Life’s patterns seem almost geometrical at times. When I was a kid my family went, for special occasions, to a Japanese restaurant on a quiet stretch of Wisconsin Avenue in Washington, D.C., just blocks from the working entrance of the Japanese Embassy.

The Mikado was a typical Japanese restaurant of its time, impossibly formal with a corny Americanized name. There was no table cooking, no sushi bar, the staff were all Japanese, the women dressed in kimono. My favorite dish (still a smell and flavor I crave) was a version of sukiyaki the chef called sukinabe. I’ve never seen it named that way again. It was a clay pot set in a wooden holder that held layers of cabbage, onion, sweet potato, yam noodle, egg, and tender beef in a magic, slightly sweet amber broth. I can close my eyes and smell it, feel the precise texture of a piece of cabbage soaked in it.

Across the street was Sichuan Delight, the Chinese restaurant that furnished the family take-away meals when my parents worked late, which was often. And next to that was the Steak ‘n Egg kitchen, a late night diner that slung flat top fare, which I discovered as a high school rover, and where I ordered corned beef hash with eggs over easy and tried to act older.

Back to geometry: For this week’s feature, I got to write about a Japanese restaurant, a Chinese market, and a diner. It got me thinking about how much has changed since I grew up. The diner was still fairly strong then, the Asian community small and nearly invisible.  The reverse is true now: The country diner has succumbed to suburbanization and the rise of the chains, while the Asian community has grown dramatically, transitioning gradually to cooking for its own population. Couples like Gen and Mary Lee, Masashi and Yasuko Kawasaki, Xioanan Wang and Hui Quiao helped bring East Asian culture (and food!) to Charlottesville two decades ago. They came for different reasons, but one way or another because of UVA and our proximity to NoVA. Today, our city is 6.5 percent Asian, and we could eat Vietnamese, Thai, Indian, Chinese, Japanese, Korean, or Nepali every day of the week.

Charlottesville is quite a food town.
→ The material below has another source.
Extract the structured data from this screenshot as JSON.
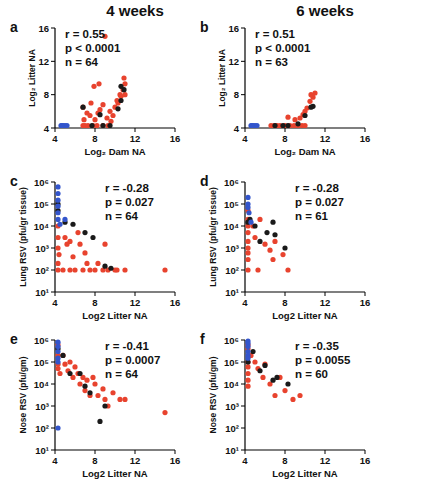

A new generation of chefs has traded their spots in big city kitchens for the chance to run their own shops on a smaller scale. Megan Headley, a foodie and chef herself, has spent the last year interviewing our local food celebs, asking them about ingredients, revealing their personalities, chronicling their achievements. Top kitchens are fiercely competitive and brutally hierarchical. So are New York investment banks. Charlottesville’s food culture shows us you don’t have to be cold-blooded to be ambitious. Oh, and don’t forget to tip the bartenders and wait staff.